Trying to get the values of a particular key from nested dictionaries, but the key is not always present. The key in question is ‘action’. I tried several ways but can’t get it right. I either get an error saying the key doesnt exist, or I get a partial return.
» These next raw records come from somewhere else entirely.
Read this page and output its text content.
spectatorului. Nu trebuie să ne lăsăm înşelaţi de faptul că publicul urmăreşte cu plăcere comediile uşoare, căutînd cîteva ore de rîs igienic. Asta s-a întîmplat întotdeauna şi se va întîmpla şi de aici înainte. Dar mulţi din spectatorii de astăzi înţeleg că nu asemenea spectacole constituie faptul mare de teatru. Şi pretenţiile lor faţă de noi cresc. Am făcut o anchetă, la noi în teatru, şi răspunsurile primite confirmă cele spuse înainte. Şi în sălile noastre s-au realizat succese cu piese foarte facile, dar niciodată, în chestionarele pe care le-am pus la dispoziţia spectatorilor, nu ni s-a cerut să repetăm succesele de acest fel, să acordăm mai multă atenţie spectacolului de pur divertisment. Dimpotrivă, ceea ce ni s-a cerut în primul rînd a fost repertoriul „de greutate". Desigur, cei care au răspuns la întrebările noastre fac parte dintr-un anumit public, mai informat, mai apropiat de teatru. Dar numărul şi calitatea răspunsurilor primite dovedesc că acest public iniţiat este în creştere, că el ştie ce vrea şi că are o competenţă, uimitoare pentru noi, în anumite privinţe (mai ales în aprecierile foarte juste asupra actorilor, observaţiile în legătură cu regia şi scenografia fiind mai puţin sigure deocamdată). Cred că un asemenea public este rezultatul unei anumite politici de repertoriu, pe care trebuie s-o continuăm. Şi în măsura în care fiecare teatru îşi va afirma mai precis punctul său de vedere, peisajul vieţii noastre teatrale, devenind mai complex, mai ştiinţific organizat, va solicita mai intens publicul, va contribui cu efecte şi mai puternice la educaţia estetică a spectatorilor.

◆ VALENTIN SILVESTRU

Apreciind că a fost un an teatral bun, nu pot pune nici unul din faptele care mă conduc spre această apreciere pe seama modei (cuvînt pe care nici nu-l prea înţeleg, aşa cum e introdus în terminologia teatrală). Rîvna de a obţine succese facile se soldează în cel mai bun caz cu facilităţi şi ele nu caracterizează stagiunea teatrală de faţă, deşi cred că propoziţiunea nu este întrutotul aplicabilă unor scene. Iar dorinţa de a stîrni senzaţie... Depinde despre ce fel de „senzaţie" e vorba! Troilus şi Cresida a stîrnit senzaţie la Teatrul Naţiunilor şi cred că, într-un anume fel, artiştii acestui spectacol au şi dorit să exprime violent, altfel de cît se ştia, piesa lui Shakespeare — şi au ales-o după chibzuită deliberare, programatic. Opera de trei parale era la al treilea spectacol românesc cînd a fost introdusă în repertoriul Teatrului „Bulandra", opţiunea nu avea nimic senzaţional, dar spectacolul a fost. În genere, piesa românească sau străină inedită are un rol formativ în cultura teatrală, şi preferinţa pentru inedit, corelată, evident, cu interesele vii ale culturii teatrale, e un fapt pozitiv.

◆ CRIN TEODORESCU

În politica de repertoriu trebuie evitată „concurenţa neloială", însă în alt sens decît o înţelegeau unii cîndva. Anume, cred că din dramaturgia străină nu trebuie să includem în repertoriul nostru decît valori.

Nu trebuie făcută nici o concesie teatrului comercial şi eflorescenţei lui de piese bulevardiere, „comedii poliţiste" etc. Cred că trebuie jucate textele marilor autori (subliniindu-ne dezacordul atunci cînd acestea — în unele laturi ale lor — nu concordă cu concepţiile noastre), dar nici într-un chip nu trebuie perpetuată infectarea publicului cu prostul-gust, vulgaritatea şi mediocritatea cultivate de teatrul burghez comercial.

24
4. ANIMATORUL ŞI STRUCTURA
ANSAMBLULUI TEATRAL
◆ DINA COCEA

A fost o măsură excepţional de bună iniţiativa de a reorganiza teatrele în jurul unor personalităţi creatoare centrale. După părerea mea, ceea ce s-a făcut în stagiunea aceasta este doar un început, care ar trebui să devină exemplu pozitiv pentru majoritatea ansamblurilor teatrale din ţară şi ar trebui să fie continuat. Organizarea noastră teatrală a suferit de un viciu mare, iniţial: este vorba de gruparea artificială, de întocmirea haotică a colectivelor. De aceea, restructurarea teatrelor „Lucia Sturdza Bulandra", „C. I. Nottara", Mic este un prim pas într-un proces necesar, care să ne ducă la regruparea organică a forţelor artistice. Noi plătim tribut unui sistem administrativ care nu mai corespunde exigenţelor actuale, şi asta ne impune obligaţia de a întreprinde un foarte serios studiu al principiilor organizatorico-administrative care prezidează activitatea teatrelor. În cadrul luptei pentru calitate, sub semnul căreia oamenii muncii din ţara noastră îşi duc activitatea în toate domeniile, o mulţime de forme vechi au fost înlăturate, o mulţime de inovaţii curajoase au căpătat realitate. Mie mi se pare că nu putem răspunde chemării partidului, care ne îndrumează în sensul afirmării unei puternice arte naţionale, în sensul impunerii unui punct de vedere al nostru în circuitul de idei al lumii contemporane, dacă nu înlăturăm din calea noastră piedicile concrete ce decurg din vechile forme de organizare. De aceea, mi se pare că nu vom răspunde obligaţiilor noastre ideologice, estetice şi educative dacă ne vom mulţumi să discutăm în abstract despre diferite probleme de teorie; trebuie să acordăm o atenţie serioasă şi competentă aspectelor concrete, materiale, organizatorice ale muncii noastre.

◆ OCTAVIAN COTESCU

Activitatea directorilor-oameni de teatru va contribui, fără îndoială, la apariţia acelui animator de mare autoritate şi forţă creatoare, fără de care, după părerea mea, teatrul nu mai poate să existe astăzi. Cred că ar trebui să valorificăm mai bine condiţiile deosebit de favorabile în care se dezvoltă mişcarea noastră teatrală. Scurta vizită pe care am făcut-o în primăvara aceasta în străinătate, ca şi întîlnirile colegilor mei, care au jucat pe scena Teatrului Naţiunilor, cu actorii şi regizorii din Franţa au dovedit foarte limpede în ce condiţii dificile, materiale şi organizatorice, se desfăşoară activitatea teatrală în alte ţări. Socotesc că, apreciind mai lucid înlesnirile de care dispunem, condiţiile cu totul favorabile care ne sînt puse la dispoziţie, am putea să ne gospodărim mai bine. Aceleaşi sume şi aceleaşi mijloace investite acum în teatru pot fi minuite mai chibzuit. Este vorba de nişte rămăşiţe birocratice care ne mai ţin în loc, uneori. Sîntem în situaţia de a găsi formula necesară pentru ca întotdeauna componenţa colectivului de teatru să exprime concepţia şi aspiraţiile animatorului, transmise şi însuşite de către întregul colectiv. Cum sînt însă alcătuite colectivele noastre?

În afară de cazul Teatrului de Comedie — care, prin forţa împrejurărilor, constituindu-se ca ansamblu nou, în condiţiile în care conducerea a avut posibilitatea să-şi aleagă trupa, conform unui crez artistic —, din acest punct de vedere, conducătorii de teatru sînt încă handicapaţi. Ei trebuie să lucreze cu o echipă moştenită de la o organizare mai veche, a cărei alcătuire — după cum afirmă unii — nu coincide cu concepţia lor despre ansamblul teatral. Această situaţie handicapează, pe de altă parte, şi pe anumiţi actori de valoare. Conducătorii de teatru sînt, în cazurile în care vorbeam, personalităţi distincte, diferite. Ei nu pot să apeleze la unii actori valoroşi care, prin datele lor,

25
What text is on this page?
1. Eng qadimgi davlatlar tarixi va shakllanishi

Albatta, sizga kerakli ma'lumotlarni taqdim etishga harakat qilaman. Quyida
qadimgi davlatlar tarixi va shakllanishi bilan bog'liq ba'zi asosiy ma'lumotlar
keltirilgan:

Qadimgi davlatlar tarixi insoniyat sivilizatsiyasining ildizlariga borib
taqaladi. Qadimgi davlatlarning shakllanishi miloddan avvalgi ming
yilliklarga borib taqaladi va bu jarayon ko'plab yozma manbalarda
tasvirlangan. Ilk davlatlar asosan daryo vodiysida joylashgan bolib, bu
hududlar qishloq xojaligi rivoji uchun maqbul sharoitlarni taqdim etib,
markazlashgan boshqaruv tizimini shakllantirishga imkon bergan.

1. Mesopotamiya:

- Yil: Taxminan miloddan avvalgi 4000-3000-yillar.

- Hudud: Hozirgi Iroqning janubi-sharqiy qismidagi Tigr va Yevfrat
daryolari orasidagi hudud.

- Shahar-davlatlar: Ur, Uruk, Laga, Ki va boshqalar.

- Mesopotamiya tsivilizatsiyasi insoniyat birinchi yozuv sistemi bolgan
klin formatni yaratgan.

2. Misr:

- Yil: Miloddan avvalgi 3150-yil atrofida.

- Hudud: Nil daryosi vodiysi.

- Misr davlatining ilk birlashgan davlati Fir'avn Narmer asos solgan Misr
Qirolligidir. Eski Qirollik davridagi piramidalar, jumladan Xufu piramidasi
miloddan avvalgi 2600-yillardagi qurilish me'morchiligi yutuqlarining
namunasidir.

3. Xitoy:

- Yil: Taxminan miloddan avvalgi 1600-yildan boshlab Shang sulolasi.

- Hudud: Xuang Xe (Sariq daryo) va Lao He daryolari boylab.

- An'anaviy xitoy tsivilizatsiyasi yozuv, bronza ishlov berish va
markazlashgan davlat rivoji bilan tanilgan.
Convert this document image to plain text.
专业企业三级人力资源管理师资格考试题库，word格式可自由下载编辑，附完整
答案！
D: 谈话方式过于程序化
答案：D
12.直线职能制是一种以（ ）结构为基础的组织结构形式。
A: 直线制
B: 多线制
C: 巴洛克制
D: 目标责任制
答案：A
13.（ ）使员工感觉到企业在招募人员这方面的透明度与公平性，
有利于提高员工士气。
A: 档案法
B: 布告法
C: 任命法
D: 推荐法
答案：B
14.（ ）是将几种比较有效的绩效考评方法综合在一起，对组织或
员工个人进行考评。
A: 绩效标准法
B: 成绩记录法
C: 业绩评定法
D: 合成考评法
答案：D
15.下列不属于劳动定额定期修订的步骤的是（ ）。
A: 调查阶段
My latest attempts are as follows.
def events_query():
query_res = {
'took': 52,
'timed_out': False,
'_shards': {
'total': 3,
'successful': 3,
'skipped': 1,
'failed': 0
},
'hits': {
'total': {'value': 10000, 'relation': 'gte'},
'max_score': None,
'hits': [
{
'_index': 'winlogbeat-dc-2023.01.16-000195',
'_type': '_doc',
'_id': '_LrxCYYBiABa0UinUkYt',
'_score': None,
'_source': {
'agent': {'hostname': 'SRVDCMI'},
'event': {
'code': '7036',
'provider': 'Service Control Manager',
'created': '2023-01-31T22:27:34.585Z',
'kind': 'event'
}
},
'sort': [-9223372036854775808]
},
{
'_index': 'winlogbeat-dc-2023.01.16-000195',
'_type': '_doc',
'_id': '_brxCYYBiABa0UinUkYt',
'_score': None,
'_source': {
'agent': {'hostname': 'SRVDCMI'},
'event': {
'code': '7036',
'provider': 'Service Control Manager',
'kind': 'event',
'created': '2023-01-31T22:27:34.585Z'
}
},
'sort': [-9223372036854775808]
},
{
'_index': 'winlogbeat-dc-2023.01.16-000195',
'_type': '_doc',
'_id': '_rrxCYYBiABa0UinUkYt',
'_score': None,
'_source': {
'agent': {'hostname': 'SRVDCMI'},
'event': {
'code': '7036',
'provider': 'Service Control Manager',
'kind': 'event',
'created': '2023-01-31T22:27:34.585Z'
}
},
'sort': [-9223372036854775808]
},
{
'_index': 'winlogbeat-dc-2023.01.16-000195',
'_type': '_doc',
'_id': '_7rxCYYBiABa0UinUkZI',
'_score': None,
'_source': {
'agent': {'hostname': 'SRVDC01'},
'event': {
'code': '4624',
'provider': 'Microsoft-Windows-Security-Auditing',
'created': '2023-01-31T22:27:34.622Z',
'kind': 'event',
'module': 'security',
'action': 'logged-in',
'category': ['authentication'],
'type': ['start'],
'outcome': 'success'
}
},
'sort': [-9223372036854775808]
},
{
'_index': 'winlogbeat-dc-2023.01.16-000195',
'_type': '_doc',
'_id': 'ALrxCYYBiABa0UinUkdI',
'_score': None,
'_source': {
'agent': {'hostname': 'SRVDC01'},
'event': {
'code': '4776',
'provider': 'Microsoft-Windows-Security-Auditing',
'created': '2023-01-31T22:27:34.622Z',
'kind': 'event',
'module': 'security',
'action': 'credential-validated',
'category': ['authentication'],
'type': ['start'],
'outcome': 'success'
}
},
'sort': [-9223372036854775808]
}]}}
for q in query_res:
if 'action' in query_res['hits']['hits'][0]['_source']['event']:
print(query_res['hits']['hits'][0]['_source']['event']['action'])
else:
print('not found')
#or
action = query_res['hits']['hits']
action_list = [a['_source']['event']['action'] for a in action]
print(action_list)
events_query()
Any help is appreciated.
>Solution :
The query_res dictionary has a nested dictionary with the key hits which has a list with the key hits. That’s the list you want to loop over. The dictionaries in that list contain _source keys that point to dictionaries with the event key. That’s where you need to look for actions.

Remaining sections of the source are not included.